Because of this judicial ruling, corporations are not only really people – they are also citizens. And as we all learned in Civics 101, citizens pay taxes.
Oh, wait. Not so fast. Corporations once paid taxes. Now they say only human people should pay taxes. Businesses like Walgreens have been seriously considering renouncing their citizenship to avoid paying taxes on their overseas earnings.
Although physically remaining in America, businesses are stripping themselves of their U.S. citizenship by taking up tax residences overseas. They then become citizens of that foreign nation.
For instance, Walgreens, whose founding family gave our culture the iconic American drug store lunch counter, wants to be Swiss. Pfizer, begun from scratch by a German-American in a small brick building in New Jersey, prefers to be British.
So far, according to the nonpartisan Congressional Research Service, 72 companies have renounced their U.S. citizenship since 1983. But – get this – they’re keeping all the benefits that come from being “a person” in America. According to Bloomberg Financial News, their reasons for fleeing “had nothing to do with manufacturing costs or access to foreign markets. It was to escape taxes.”
Sadly, it’s simple greed.
The Economic Policy Institute is a Washington think tank created to include low- and middle-income workers’ interests in economic discussions.
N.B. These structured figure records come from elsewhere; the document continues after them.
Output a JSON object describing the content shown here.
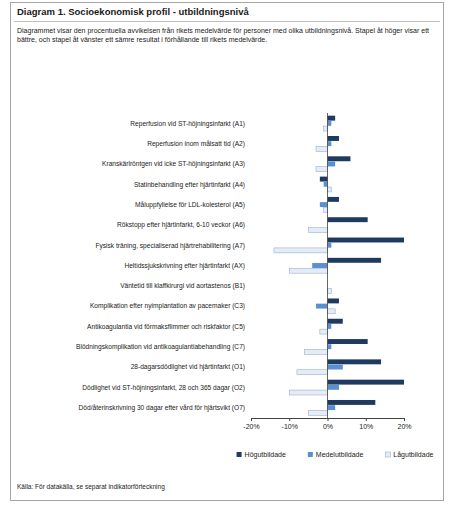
{
  "chart_data": {
    "type": "bar",
    "orientation": "horizontal",
    "title": "Diagram 1. Socioekonomisk profil - utbildningsnivå",
    "subtitle": "Diagrammet visar den procentuella avvikelsen från rikets medelvärde för personer med olika utbildningsnivå. Stapel åt höger visar ett bättre, och stapel åt vänster ett sämre resultat i förhållande till rikets medelvärde.",
    "annotations": [
      "Källa: För datakälla, se separat indikatorförteckning"
    ],
    "categories": [
      "Reperfusion vid ST-höjningsinfarkt (A1)",
      "Reperfusion inom målsatt tid (A2)",
      "Kranskärlröntgen vid icke ST-höjningsinfarkt (A3)",
      "Statinbehandling efter hjärtinfarkt (A4)",
      "Måluppfyllelse för LDL-kolesterol (A5)",
      "Rökstopp efter hjärtinfarkt, 6-10 veckor (A6)",
      "Fysisk träning, specialiserad hjärtrehabilitering (A7)",
      "Heltidssjukskrivning efter hjärtinfarkt (AX)",
      "Väntetid till klaffkirurgi vid aortastenos (B1)",
      "Komplikation efter nyimplantation av pacemaker (C3)",
      "Antikoagulantia vid förmaksflimmer och riskfaktor (C5)",
      "Blödningskomplikation vid antikoagulantiabehandling (C7)",
      "28-dagarsdödlighet vid hjärtinfarkt (O1)",
      "Dödlighet vid ST-höjningsinfarkt, 28 och 365 dagar (O2)",
      "Död/återinskrivning 30 dagar efter vård för hjärtsvikt (O7)"
    ],
    "series": [
      {
        "name": "Högutbildade",
        "color": "#1f3a60",
        "values": [
          2,
          3,
          6,
          -2,
          3,
          10.5,
          20,
          14,
          0,
          3,
          4,
          10.5,
          14,
          20,
          12.5
        ]
      },
      {
        "name": "Medelutbildade",
        "color": "#5a8fd0",
        "values": [
          1,
          1,
          2,
          -1,
          -2,
          0,
          1,
          -4,
          0,
          -3,
          1,
          1,
          4,
          3,
          2
        ]
      },
      {
        "name": "Lågutbildade",
        "color": "#e4ecf7",
        "values": [
          -1,
          -3,
          -3,
          1,
          -1,
          -5,
          -14,
          -10,
          1,
          2,
          -2,
          -6,
          -8,
          -10,
          -5
        ]
      }
    ],
    "xlim": [
      -20,
      20
    ],
    "xticks": [
      {
        "value": -20,
        "label": "-20%"
      },
      {
        "value": -10,
        "label": "-10%"
      },
      {
        "value": 0,
        "label": "0%"
      },
      {
        "value": 10,
        "label": "10%"
      },
      {
        "value": 20,
        "label": "20%"
      }
    ],
    "grid": false,
    "legend": "bottom"
  }
}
The EPI’s Thomas Hungerford discovered that AbbVie, a Chicago business, would rather be Irish, and Mylan, a Pittsburgh business, wants to become a Dutch firm.
Hungerford says these companies are fleeing our “dysfunctional corporate income tax system.” There is agreement in Congress that we need comprehensive tax reform. But when House Ways and Means Committee Chairman Dave Camp, R-Mich., ran a bill by House Speaker John Boehner, his first reaction was literally, “Blah, blah, blah, blah.”
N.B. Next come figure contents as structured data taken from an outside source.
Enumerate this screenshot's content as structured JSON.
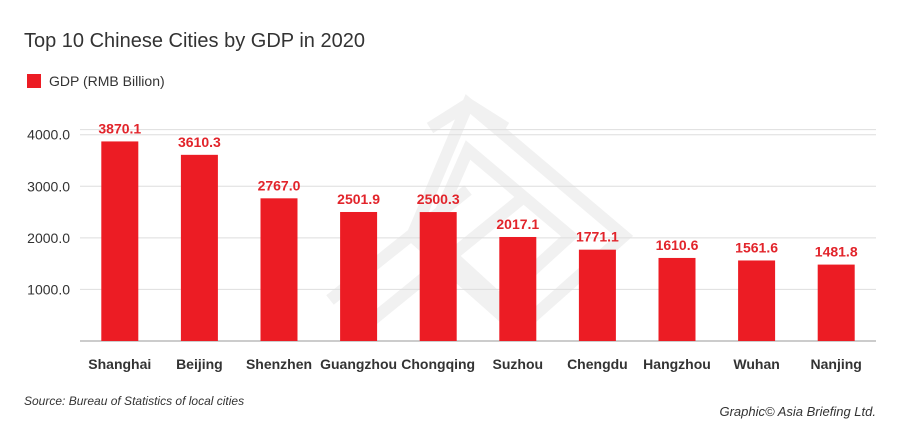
{
  "chart_data": {
    "type": "bar",
    "title": "Top 10 Chinese Cities by GDP in 2020",
    "categories": [
      "Shanghai",
      "Beijing",
      "Shenzhen",
      "Guangzhou",
      "Chongqing",
      "Suzhou",
      "Chengdu",
      "Hangzhou",
      "Wuhan",
      "Nanjing"
    ],
    "series": [
      {
        "name": "GDP (RMB Billion)",
        "values": [
          3870.1,
          3610.3,
          2767.0,
          2501.9,
          2500.3,
          2017.1,
          1771.1,
          1610.6,
          1561.6,
          1481.8
        ],
        "data_labels": [
          "3870.1",
          "3610.3",
          "2767.0",
          "2501.9",
          "2500.3",
          "2017.1",
          "1771.1",
          "1610.6",
          "1561.6",
          "1481.8"
        ],
        "color": "#ec1c24"
      }
    ],
    "yticks": [
      1000,
      2000,
      3000,
      4000
    ],
    "ytick_labels": [
      "1000.0",
      "2000.0",
      "3000.0",
      "4000.0"
    ],
    "ylim": [
      0,
      4150
    ],
    "xlabel": "",
    "ylabel": "",
    "grid": true,
    "legend_position": "top-left"
  },
  "footer": {
    "source": "Source: Bureau of Statistics of local cities",
    "credit": "Graphic© Asia Briefing Ltd."
  },
  "colors": {
    "bar": "#ec1c24",
    "data_label": "#e2242b",
    "watermark": "#f2f2f2"
  },
  "watermark_icon": "asia-briefing-logo-icon"
}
Sen. Elizabeth Warren, D-Mass., doesn’t think corporate tax reform is “blather.” She nails it: “These companies are renouncing their American citizenship, turning their backs on this country, simply to boost their profits. They are taking advantage of all the good things that our government helps provide – educated workers … patent and copyright protections – and then running out on the bill.”
After two dozen American corporations had become foreign citizens a few years ago, two economists, Mihir A. Desai of Harvard University and James R. Hines Jr. of the University of Michigan, studied the impact.
Their 2002 study found that “market participants raised their expectations of future cash flows by more than could be justified (through) reduced repatriation taxes.”
Stephen Shea, a former Treasury official during the Reagan administration, has urged President Obama to take action on his own. Shea says invoking regulatory power from Section 385 of the Tax Code would be a “slam dunk” for the president and should stop many corporate flights for greed in their tracks. The law can stop a drain of billions from Treasury revenue that working- and middle-class citizens could have to make up out of their own pockets.
This is simply one of those issues for which Congress must end its stonewalling and focus on a comprehensive tax package that will ensure we have a revenue base to pay for essential government services.
Lawmakers cannot continue to say they are for tax reform but refuse to deal with it. Some are even saying it’s no big deal if a company isn’t American. What? How can corporate executives think of their companies as being American when they willfully choose to make them citizens of a foreign nation?
“People should not dawdle,” Shea says. Members of Congress have gone home to their districts or off on vacation. If a former Reagan official thinks business tax avoidance is so critical that it requires President Obama to go after these sunshine patriots with existing law, he should consider doing it.